Filmmaker Devanny Pinn states she’d like us to think of the victims not him, which is fair enough – though her Elephant-like approach (prowling camera, improv-sounding chat, lots of shadow, lots of physical detail but little context) means we’re detached from the character listed in the end credits as Me (Andrew Sykes), whose face is seldom clearly shown but is in every scene, but also at one remove from everyone he spies on, runs into, tries to chat up or kills. In 1978, Bundy was in Florida after a jailbreak and walked into a sorority house in the middle of the night carrying a chunk firewood and assaulted and/or killed several young women. One of the witnesses describes the intruder as a ‘black mass’ and Pinn goes out of her way to show what an awful, inadequate creep Bundy was even before she shows the killings (a tough watch).
Way back in Ted Bundy (2002) – an early FF selection – director Matthew Bright made a point of showing how a lack of paranoia made the 1970s a hunting ground for sharks like Bundy and there are moments here which suggest how easy things were made for him before awareness got round that the spectre of the serial killer stalked America. Even in the small hours, the sorority house wasn’t locked.
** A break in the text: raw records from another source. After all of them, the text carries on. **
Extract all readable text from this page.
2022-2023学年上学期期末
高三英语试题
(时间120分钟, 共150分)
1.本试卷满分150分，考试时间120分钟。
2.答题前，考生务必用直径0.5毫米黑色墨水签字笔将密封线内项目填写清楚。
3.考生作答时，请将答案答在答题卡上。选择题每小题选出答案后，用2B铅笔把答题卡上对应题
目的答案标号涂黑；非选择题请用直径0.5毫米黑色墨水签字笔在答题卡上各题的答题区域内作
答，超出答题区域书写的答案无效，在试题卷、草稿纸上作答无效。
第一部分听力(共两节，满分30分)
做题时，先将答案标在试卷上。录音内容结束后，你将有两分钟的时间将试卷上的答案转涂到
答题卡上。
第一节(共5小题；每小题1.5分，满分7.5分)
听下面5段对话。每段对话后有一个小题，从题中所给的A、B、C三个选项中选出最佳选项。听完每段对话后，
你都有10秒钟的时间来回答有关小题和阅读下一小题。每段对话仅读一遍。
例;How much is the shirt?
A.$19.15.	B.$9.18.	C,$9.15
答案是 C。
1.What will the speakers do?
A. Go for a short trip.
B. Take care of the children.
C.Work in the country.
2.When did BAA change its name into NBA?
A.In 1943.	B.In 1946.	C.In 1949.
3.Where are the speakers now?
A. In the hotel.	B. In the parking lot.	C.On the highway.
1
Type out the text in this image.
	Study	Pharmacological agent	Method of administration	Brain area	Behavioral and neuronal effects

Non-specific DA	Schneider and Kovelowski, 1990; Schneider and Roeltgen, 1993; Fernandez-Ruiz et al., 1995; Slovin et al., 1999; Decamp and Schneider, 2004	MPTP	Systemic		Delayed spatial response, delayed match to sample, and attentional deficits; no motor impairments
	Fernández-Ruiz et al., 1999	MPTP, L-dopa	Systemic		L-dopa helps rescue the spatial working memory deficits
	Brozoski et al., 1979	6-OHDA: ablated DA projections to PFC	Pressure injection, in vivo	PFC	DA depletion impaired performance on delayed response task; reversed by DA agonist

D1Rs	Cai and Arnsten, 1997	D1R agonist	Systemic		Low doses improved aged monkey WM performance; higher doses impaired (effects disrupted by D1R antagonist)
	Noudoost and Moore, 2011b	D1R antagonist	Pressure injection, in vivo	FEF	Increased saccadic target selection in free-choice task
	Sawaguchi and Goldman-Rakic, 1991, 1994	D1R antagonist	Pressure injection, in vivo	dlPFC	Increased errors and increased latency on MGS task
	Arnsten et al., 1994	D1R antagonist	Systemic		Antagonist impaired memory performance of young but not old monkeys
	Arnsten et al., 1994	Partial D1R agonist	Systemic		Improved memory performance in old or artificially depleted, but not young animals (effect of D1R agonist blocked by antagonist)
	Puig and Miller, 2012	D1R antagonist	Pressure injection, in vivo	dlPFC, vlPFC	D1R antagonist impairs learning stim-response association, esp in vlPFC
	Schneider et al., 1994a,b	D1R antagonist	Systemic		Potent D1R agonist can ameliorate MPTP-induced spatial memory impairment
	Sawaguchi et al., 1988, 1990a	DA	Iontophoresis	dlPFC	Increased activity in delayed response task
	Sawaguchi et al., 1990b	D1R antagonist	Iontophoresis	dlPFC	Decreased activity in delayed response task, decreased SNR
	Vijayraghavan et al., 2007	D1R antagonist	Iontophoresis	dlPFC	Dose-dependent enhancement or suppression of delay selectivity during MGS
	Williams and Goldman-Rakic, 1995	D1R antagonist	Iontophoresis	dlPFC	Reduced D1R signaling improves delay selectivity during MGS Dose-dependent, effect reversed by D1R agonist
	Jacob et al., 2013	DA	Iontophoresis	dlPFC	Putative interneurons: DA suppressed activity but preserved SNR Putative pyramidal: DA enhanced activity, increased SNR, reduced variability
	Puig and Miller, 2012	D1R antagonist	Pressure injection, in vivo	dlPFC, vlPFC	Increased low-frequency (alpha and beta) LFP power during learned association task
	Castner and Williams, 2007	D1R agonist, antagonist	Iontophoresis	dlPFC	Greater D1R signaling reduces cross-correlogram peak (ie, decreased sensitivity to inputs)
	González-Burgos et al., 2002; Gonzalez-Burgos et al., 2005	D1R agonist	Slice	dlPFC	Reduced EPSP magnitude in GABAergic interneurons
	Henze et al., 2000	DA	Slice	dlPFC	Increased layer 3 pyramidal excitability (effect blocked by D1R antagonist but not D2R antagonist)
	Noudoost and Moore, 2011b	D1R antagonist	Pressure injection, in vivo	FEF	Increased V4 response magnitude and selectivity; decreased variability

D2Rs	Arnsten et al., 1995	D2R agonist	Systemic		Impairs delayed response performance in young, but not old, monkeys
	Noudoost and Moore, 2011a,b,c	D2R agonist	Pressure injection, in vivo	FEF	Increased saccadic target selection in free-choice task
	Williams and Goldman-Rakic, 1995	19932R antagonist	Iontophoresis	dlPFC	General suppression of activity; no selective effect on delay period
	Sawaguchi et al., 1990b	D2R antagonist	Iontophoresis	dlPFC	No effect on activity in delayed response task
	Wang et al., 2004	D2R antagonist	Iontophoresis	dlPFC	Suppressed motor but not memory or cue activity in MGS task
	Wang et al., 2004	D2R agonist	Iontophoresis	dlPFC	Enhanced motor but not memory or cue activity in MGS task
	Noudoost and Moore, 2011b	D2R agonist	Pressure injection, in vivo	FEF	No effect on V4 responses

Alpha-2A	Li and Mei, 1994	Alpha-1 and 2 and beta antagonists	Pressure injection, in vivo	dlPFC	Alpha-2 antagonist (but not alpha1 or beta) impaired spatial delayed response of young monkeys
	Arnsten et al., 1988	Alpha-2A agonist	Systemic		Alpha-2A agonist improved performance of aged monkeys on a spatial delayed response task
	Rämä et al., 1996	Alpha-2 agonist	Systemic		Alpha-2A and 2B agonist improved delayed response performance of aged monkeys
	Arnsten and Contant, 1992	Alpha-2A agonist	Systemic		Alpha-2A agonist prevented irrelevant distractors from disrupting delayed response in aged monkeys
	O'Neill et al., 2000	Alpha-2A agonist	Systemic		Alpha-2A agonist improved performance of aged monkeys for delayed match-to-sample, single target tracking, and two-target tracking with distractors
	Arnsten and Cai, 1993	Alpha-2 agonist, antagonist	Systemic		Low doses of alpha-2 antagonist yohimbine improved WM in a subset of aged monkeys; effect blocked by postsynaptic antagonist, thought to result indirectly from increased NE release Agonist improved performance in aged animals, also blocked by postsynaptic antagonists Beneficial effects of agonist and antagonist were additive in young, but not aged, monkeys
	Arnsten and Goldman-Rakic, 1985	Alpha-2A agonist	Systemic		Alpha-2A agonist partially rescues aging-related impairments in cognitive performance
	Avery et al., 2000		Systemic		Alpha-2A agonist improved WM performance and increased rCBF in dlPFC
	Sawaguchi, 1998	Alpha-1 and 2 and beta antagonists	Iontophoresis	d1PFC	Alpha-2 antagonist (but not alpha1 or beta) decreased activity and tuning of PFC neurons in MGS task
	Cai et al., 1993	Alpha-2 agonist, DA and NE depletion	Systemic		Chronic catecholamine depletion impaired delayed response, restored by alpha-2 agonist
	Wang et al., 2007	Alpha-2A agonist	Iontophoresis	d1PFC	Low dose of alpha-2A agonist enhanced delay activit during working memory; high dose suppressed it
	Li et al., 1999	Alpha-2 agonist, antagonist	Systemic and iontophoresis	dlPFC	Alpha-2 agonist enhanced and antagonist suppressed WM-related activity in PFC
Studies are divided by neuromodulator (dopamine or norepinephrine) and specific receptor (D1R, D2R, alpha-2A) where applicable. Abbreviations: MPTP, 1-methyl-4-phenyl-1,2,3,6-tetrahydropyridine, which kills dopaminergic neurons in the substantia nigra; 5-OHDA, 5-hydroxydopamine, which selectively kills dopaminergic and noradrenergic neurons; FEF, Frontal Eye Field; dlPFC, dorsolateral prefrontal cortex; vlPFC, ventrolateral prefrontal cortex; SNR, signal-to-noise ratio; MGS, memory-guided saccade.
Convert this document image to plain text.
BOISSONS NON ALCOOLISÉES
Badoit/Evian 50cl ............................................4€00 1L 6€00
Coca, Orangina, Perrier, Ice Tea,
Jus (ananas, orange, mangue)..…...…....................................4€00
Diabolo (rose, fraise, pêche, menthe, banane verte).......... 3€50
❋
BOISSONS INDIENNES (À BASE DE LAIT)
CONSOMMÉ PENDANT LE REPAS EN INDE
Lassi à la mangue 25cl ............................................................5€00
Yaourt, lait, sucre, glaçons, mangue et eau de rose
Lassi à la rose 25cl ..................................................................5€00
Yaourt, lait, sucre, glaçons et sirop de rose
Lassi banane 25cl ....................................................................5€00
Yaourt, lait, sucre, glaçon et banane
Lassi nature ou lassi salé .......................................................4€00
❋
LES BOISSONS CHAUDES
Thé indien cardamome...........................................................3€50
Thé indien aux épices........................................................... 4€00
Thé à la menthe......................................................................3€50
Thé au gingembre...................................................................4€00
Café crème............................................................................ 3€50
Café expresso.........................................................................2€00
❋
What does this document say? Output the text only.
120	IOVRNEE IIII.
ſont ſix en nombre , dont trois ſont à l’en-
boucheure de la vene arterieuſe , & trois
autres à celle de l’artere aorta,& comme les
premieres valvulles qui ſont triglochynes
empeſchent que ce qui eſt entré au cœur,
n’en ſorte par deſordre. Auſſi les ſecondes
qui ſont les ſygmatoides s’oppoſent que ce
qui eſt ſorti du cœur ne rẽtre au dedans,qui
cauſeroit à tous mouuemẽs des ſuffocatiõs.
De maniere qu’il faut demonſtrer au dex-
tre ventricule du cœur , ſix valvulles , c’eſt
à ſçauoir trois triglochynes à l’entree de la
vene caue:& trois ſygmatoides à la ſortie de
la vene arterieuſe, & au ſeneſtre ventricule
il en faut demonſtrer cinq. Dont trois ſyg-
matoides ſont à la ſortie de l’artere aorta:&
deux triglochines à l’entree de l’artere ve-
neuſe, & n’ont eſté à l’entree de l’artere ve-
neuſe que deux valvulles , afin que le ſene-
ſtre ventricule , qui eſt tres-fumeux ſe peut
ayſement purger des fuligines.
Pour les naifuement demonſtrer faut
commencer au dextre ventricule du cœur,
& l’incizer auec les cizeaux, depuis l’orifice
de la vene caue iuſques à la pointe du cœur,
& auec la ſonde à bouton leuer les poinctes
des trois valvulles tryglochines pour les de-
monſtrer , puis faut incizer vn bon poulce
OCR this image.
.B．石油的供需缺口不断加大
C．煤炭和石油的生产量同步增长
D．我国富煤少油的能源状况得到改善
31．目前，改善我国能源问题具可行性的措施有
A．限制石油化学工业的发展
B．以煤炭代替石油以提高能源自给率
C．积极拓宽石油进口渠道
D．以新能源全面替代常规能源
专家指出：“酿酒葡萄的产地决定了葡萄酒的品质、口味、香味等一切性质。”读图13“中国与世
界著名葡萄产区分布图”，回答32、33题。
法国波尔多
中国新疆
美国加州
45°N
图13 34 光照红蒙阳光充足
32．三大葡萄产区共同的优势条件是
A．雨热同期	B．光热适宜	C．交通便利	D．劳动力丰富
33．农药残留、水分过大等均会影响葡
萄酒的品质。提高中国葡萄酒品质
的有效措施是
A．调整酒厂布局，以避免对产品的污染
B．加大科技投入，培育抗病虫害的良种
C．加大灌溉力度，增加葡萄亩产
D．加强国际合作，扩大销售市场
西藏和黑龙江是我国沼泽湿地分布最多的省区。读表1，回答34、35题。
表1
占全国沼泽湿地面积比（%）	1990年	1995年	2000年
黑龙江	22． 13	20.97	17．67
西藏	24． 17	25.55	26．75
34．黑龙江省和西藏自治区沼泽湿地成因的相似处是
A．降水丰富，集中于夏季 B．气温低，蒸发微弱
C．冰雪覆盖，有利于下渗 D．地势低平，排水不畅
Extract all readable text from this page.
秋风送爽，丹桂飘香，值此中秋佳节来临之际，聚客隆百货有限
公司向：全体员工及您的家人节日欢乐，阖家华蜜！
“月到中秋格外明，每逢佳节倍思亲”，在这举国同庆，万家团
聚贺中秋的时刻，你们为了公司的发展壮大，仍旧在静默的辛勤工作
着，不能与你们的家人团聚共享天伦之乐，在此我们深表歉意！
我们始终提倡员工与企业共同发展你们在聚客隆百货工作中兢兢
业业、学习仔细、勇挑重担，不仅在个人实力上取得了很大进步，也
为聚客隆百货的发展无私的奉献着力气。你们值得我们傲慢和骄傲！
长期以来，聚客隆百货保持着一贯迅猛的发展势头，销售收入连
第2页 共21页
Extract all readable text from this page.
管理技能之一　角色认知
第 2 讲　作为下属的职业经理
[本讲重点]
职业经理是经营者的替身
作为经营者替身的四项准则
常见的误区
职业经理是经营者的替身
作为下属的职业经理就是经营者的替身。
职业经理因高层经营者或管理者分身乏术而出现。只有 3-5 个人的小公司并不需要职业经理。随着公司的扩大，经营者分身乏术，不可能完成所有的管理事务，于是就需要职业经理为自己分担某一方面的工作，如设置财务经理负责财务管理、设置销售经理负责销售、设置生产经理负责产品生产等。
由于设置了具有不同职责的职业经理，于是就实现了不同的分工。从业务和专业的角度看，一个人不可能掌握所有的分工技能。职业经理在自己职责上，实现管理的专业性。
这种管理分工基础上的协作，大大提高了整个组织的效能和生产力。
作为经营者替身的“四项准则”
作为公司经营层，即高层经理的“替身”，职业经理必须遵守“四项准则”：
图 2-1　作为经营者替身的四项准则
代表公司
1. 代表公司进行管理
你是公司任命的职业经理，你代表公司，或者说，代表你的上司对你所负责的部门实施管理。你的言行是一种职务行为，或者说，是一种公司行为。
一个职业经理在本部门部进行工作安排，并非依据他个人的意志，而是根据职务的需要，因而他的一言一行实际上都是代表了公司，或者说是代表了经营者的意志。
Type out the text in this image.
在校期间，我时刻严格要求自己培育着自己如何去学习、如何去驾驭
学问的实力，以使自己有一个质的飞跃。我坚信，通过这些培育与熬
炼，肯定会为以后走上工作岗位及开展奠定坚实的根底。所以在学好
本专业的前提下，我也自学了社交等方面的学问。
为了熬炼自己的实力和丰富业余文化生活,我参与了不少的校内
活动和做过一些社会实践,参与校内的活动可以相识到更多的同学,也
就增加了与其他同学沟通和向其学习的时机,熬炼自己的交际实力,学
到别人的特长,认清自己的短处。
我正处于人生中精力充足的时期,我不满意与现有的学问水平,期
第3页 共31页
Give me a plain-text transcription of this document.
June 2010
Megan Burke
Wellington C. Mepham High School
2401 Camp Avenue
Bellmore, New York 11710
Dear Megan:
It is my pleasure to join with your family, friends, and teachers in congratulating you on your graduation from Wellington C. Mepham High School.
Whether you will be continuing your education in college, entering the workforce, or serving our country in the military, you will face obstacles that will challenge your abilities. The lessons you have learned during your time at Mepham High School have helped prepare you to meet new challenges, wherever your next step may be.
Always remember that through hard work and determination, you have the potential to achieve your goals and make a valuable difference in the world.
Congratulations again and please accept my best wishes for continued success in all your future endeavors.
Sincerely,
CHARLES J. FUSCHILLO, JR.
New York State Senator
A girl is casually happy to accept an obvious wild story about why he’d like her to get in his car (he’s pulled that fake cast on the hand stunt seen in The Silence of the Lambs) and only saved because someone else is watching too closely But it’s also true that for the first hour of the film, ‘me’ registers as such a creep that he’s paradoxically treated as less of a threat – people he talks to don’t necessarily believe his line (he pays for small items with a credit card and ID which blatantly aren’t his) but also just reckon he’s one of any number of bottom-feeding liars who hang around bars claiming to be what they aren’t and accept being bounced into the street as their lot.